In the picture below, we see the grounding bar as it appeared after I had dry-fit it into place. The bar begins in the bilge, adjacent to the original grounding bolt, and extends forward by 4 feet into the bilge area beneath the V-berth. This picture also allows you to see further evidence for why the mounting of a 12 foot bar in the area of the settee lockers would not have been a good idea. According to my measurements, the copper bar would have been dangerously close to the bunk of the trailer (or even on top of the bunk of the trailer).
It would seem that my choice for the location of the smaller, 4 foot bar was a simple one, but it was not. Is anything in the refitting of a sailboat ever easy? I knew that I needed the bar to start in that area of the bilge between the hanging locker and the head. This, of course, was the same area where the original grounding bolt had been located.
Originally, I thought that I would use the original, 1/2 inch bolt as the starting point for the bar.

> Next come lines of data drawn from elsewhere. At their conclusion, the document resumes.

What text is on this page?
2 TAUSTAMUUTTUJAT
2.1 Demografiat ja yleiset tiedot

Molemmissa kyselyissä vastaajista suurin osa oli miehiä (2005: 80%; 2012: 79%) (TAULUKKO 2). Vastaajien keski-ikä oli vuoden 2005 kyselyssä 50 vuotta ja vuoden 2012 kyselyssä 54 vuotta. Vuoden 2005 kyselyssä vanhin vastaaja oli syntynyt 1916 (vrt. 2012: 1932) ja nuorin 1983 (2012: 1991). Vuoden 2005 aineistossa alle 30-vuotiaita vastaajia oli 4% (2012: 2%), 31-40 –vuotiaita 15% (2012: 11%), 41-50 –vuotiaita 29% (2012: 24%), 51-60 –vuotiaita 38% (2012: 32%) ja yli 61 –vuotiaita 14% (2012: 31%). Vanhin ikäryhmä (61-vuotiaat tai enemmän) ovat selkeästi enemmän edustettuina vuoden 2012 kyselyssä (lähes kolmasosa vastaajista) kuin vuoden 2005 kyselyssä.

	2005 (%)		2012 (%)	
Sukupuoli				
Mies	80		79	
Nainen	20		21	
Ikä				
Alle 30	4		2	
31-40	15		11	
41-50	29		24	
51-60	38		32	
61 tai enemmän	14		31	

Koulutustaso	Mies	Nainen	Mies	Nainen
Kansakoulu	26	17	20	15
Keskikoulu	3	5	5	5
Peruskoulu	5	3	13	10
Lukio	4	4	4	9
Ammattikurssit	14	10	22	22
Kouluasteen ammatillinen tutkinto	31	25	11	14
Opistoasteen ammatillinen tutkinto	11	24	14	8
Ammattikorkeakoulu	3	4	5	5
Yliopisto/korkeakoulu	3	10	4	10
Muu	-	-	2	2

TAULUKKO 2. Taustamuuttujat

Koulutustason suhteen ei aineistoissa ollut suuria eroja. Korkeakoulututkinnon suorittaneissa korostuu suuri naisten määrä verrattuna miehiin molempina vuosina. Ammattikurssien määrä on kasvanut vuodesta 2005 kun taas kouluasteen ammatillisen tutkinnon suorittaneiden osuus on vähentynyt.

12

Soon, however, I realized that there was a problem. I had to take into account the cleats that I had installed in the large, aft locker of the V-berth for the mounting of the waste holding tank.
There were two sets of cleats. One set supported the shelf, which you see pictured below. The other set (visible at the top of the photograph), would support a storage shelf.

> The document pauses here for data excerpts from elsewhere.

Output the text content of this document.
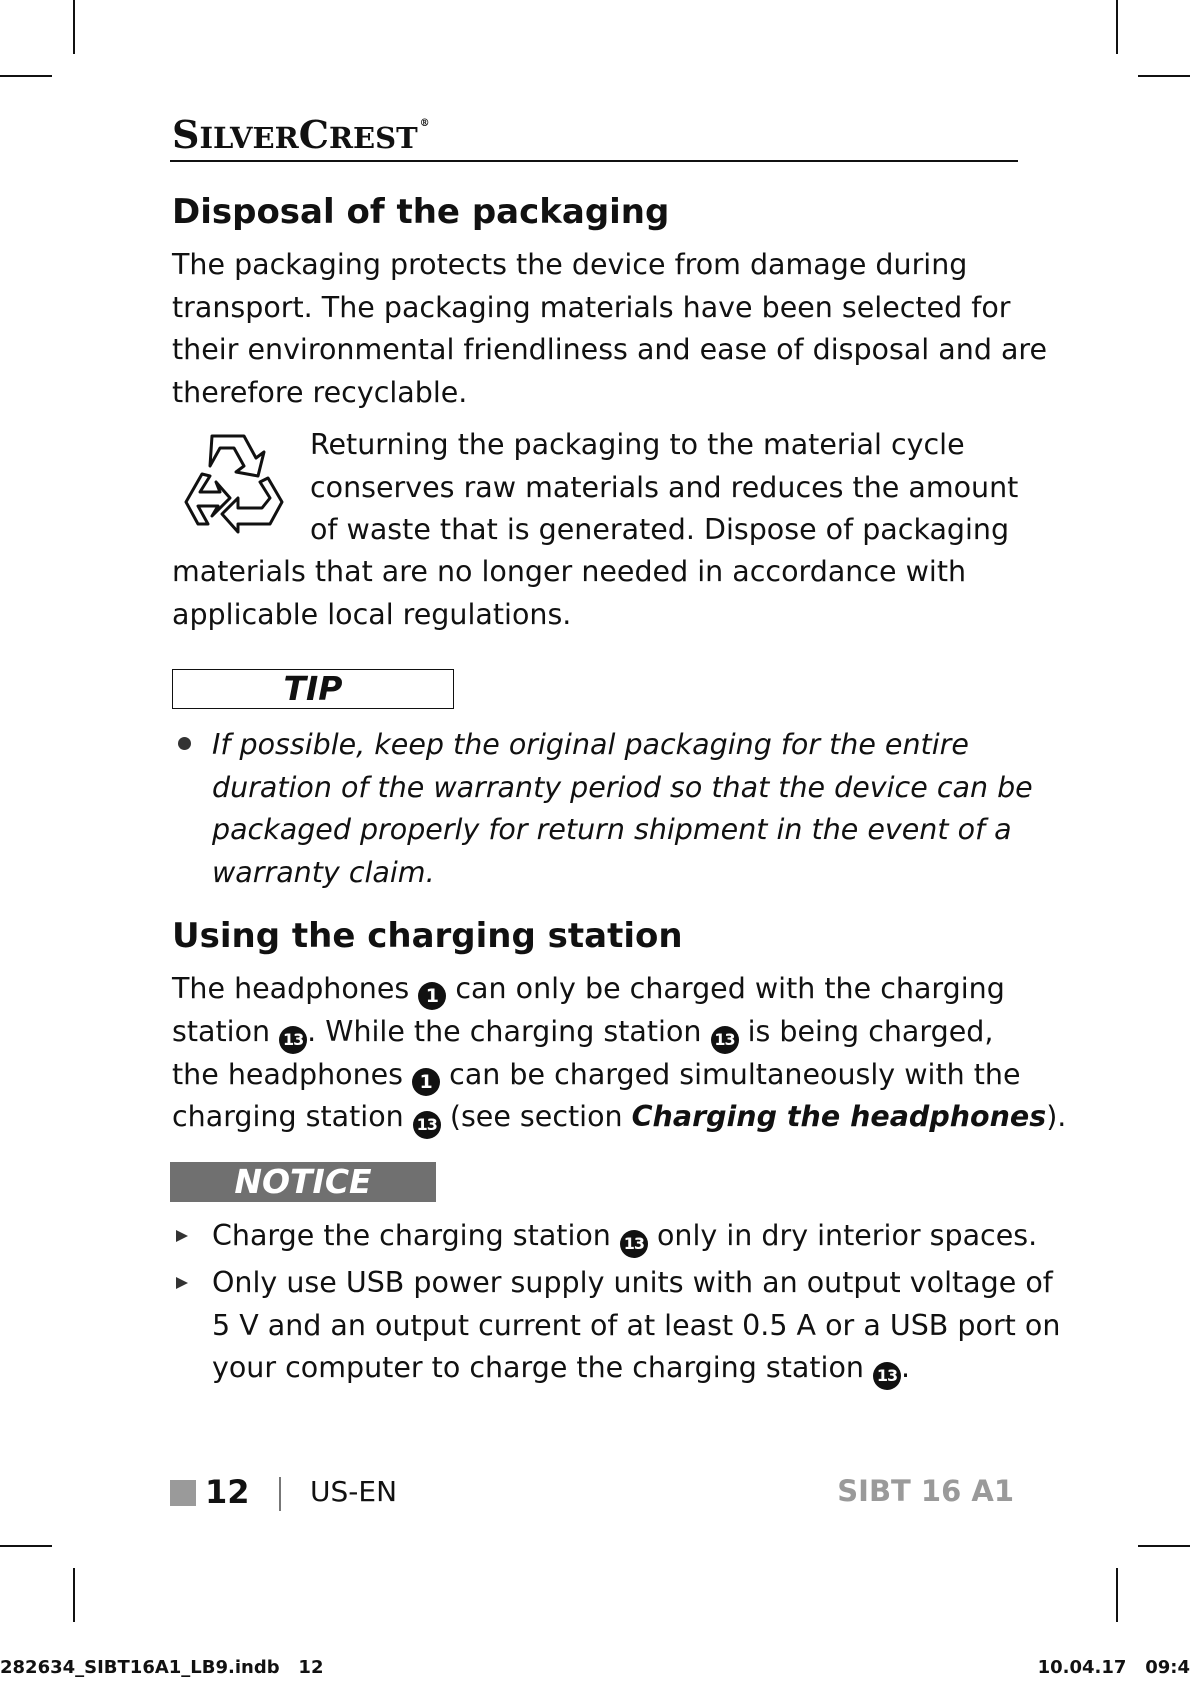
SILVERCREST ®
Disposal of the packaging
The packaging protects the device from damage during
transport. The packaging materials have been selected for
their environmental friendliness and ease of disposal and are
therefore recyclable.
Returning the packaging to the material cycle
conserves raw materials and reduces the amount
of waste that is generated. Dispose of packaging
materials that are no longer needed in accordance with
applicable local regulations.
TIP
If possible, keep the original packaging for the entire
duration of the warranty period so that the device can be
packaged properly for return shipment in the event of a
warranty claim.
Using the charging station
The headphones 1 can only be charged with the charging
station 13 . While the charging station 13 is being charged,
the headphones 1 can be charged simultaneously with the
charging station 13 (see section Charging the headphones).
NOTICE
Charge the charging station 13 only in dry interior spaces.
Only use USB power supply units with an output voltage of
5 V and an output current of at least 0.5 A or a USB port on
your computer to charge the charging station 13 .
12 US-EN	SIBT 16 A1
282634_SIBT16A1_LB9.indb   12	10.04.17   09:4
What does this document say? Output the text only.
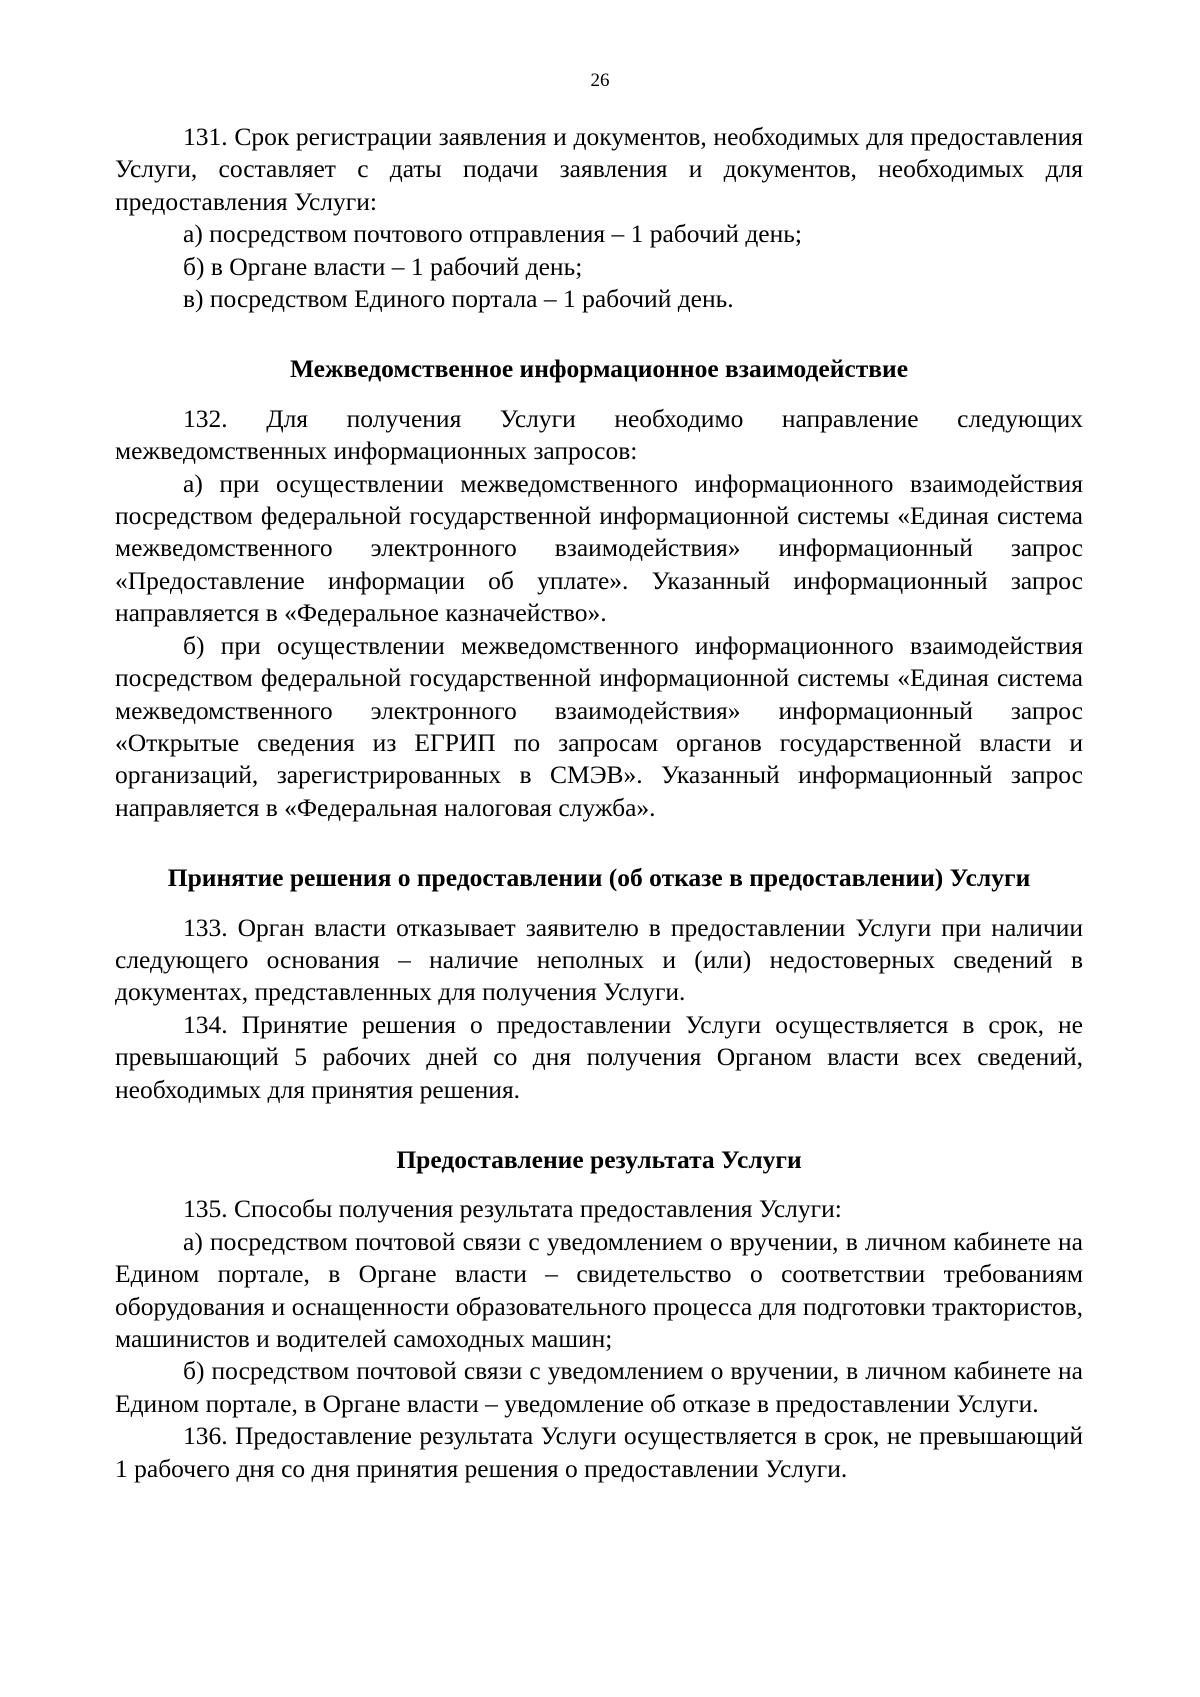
26

131. Срок регистрации заявления и документов, необходимых для предоставления Услуги, составляет с даты подачи заявления и документов, необходимых для предоставления Услуги:

а) посредством почтового отправления – 1 рабочий день;

б) в Органе власти – 1 рабочий день;

в) посредством Единого портала – 1 рабочий день.

Межведомственное информационное взаимодействие

132. Для получения Услуги необходимо направление следующих межведомственных информационных запросов:

а) при осуществлении межведомственного информационного взаимодействия посредством федеральной государственной информационной системы «Единая система межведомственного электронного взаимодействия» информационный запрос «Предоставление информации об уплате». Указанный информационный запрос направляется в «Федеральное казначейство».

б) при осуществлении межведомственного информационного взаимодействия посредством федеральной государственной информационной системы «Единая система межведомственного электронного взаимодействия» информационный запрос «Открытые сведения из ЕГРИП по запросам органов государственной власти и организаций, зарегистрированных в СМЭВ». Указанный информационный запрос направляется в «Федеральная налоговая служба».

Принятие решения о предоставлении (об отказе в предоставлении) Услуги

133. Орган власти отказывает заявителю в предоставлении Услуги при наличии следующего основания – наличие неполных и (или) недостоверных сведений в документах, представленных для получения Услуги.

134. Принятие решения о предоставлении Услуги осуществляется в срок, не превышающий 5 рабочих дней со дня получения Органом власти всех сведений, необходимых для принятия решения.

Предоставление результата Услуги

135. Способы получения результата предоставления Услуги:

а) посредством почтовой связи с уведомлением о вручении, в личном кабинете на Едином портале, в Органе власти – свидетельство о соответствии требованиям оборудования и оснащенности образовательного процесса для подготовки трактористов, машинистов и водителей самоходных машин;

б) посредством почтовой связи с уведомлением о вручении, в личном кабинете на Едином портале, в Органе власти – уведомление об отказе в предоставлении Услуги.

136. Предоставление результата Услуги осуществляется в срок, не превышающий 1 рабочего дня со дня принятия решения о предоставлении Услуги.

Taking measurements, I realized that a straight line (from the original grounding bolt into the V-berth locker) would hit several obstructions - namely the cleats that I had glassed to the hull. This meant that, if I wanted to use this original grounding bolt as the starting point of the copper grounding bar, I would need to put a bend in the bar. Specifically, I would need to angle it upward, away from the grounding bolt, so that it could then make a straight shot, forward into the port side of the V-berth locker.
 The red lines in the pictures above and below should make things clear.
With this plan in mind, I took the time to clean up the original bronze grounding bolt with a Dremel and a pocket knife.
In a short time I had removed over 35 years worth of gunk, and this piece of hardware was looking almost brand new.
With this original grounding bolt all cleaned up and with this overall plan of attack in mind, I moved forward with the ordering of the copper bar and the additional pieces of hardware that I would need for this project.

This ends this first posting on the analysis I made in preparation for the construction and installation of a grounding bar for Oystercatcher, my Ericson 25.